The officials left some uncertainty about what they might do at their September meeting. Analysts thought that the policymakers might halt rate increases altogether after Raphael Bostic’s comments.

However, analysts now expect another half-point increase in September after Friday’s inflation report did not show the expected easing. Goldman Sachs economists predict a fifth half-point increase in November.

In May, Powell set a precedent by stating that the Fed would continue raising rates until there is “clear and convincing evidence” that inflation is falling. He may now clarify this evidence at a Wednesday news conference.

Inflation is now permeating nearly every sector of the economy. Prices jumped in May for everything, from rents to airline tickets to used cars and clothing to medical services. According to AAA, the national average price for a gallon gasoline has risen to $5 due to rising oil prices. These high prices are reducing the freedom of consumers, who are the engine of most of the economy’s growth. The Fed also faces problems with energy costs because it cannot do much to reduce these supply shocks but can’t ignore their impact.

Another concern for the Fed was Friday’s University of Michigan’s monthly survey of consumer attitudes. It showed that Americans are increasing their expectations for future inflation. This is a worrying sign because it can lead to self-fulfillment. People who expect higher inflation in future will often alter their behavior to increase prices. They may make large purchases faster than they are more expensive. This can increase demand and fuel inflation.

Powell often referred to longer-term inflation expectations being “well-anchored” because consumer surveys and financial markets gauges showed that investors and consumers expected inflation to fall towards the Fed’s target rate of 2% in the next five-years. Policymakers can control price rises easier if inflation expectations are low.

The Michigan survey found that Americans expected inflation to rise to 3.3% in five years, which is the highest level since 2008. This is up from the May projection of 3%.

” The Fed’s rise in long-run inflation expectations will be a game changer, according to economists at Jefferies. Aneta Markowska and Thomas Simons wrote in an email. According to Jefferies economists, the Fed will increase its rate by three-quarters point on Wednesday. Barclays economists also predict a similar increase.

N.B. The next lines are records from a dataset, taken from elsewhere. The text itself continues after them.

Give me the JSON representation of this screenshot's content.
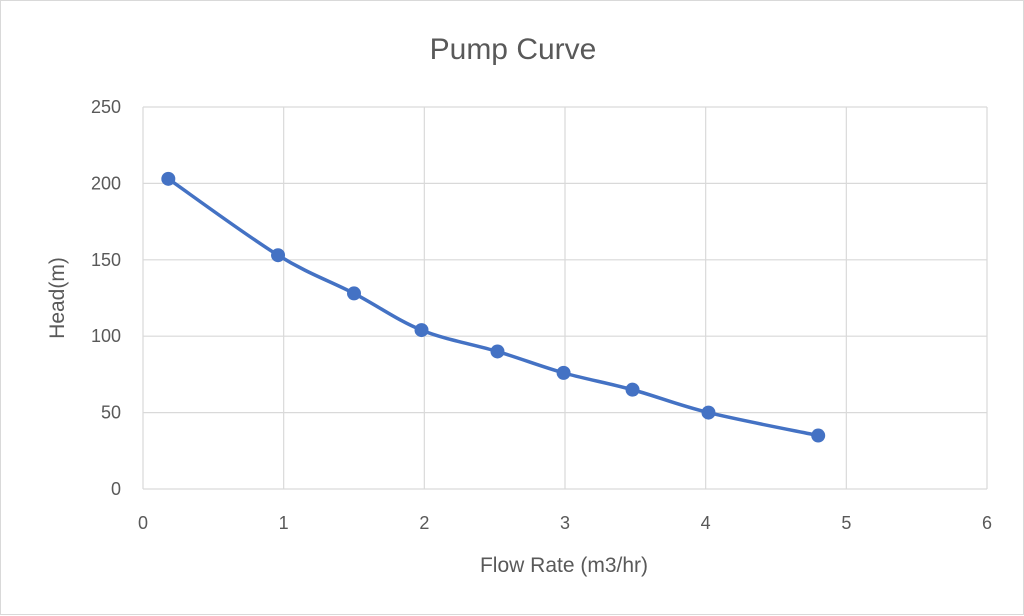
{
  "chart_data": {
    "type": "scatter",
    "title": "Pump Curve",
    "xlabel": "Flow Rate (m3/hr)",
    "ylabel": "Head(m)",
    "xlim": [
      0,
      6
    ],
    "ylim": [
      0,
      250
    ],
    "x_ticks": [
      "0",
      "1",
      "2",
      "3",
      "4",
      "5",
      "6"
    ],
    "y_ticks": [
      "0",
      "50",
      "100",
      "150",
      "200",
      "250"
    ],
    "grid": true,
    "legend": "none",
    "line": "smooth",
    "series": [
      {
        "color": "#4472c4",
        "points": [
          {
            "x": 0.18,
            "y": 203
          },
          {
            "x": 0.96,
            "y": 153
          },
          {
            "x": 1.5,
            "y": 128
          },
          {
            "x": 1.98,
            "y": 104
          },
          {
            "x": 2.52,
            "y": 90
          },
          {
            "x": 2.99,
            "y": 76
          },
          {
            "x": 3.48,
            "y": 65
          },
          {
            "x": 4.02,
            "y": 50
          },
          {
            "x": 4.8,
            "y": 35
          }
        ]
      }
    ]
  }
}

The Fed will update its quarterly forecasts on Wednesday. These projections will show slower growth and higher inflation estimates. Economists expect that the Fed will forecast a slightly higher unemployment rate. This would be the Fed’s first acknowledgment of the potential impact higher rates could have on the job market.

Fed officials predicted that their benchmark rate would range from 1. 75% to 2% by the year’s end. This level is expected to be attained in July.

Krishna Guha is an analyst at Evercore ISI and believes that the Fed’s interest rate will be at 2. 75% to 3 percent by the end this year. The Fed considers that rates above “neutral” will result in rates that are higher than the level that stimulates growth and is believed to neither restrain nor stimulate it. Powell acknowledged that neutral is not an exact figure, but generally the Fed believes it to be at 2.5%.

This meeting will also mark the first time that two of President Joe Biden’s new picks for the Fed’s board, Philip Jefferson and Lisa Cook, will meet. Cook is the first Black woman to sit on the Fed’s Board of Governors, and Jefferson is the fourth Black man. Both are economists, and both have pledged in Senate testimony support for the Fed’s efforts in reining in inflation.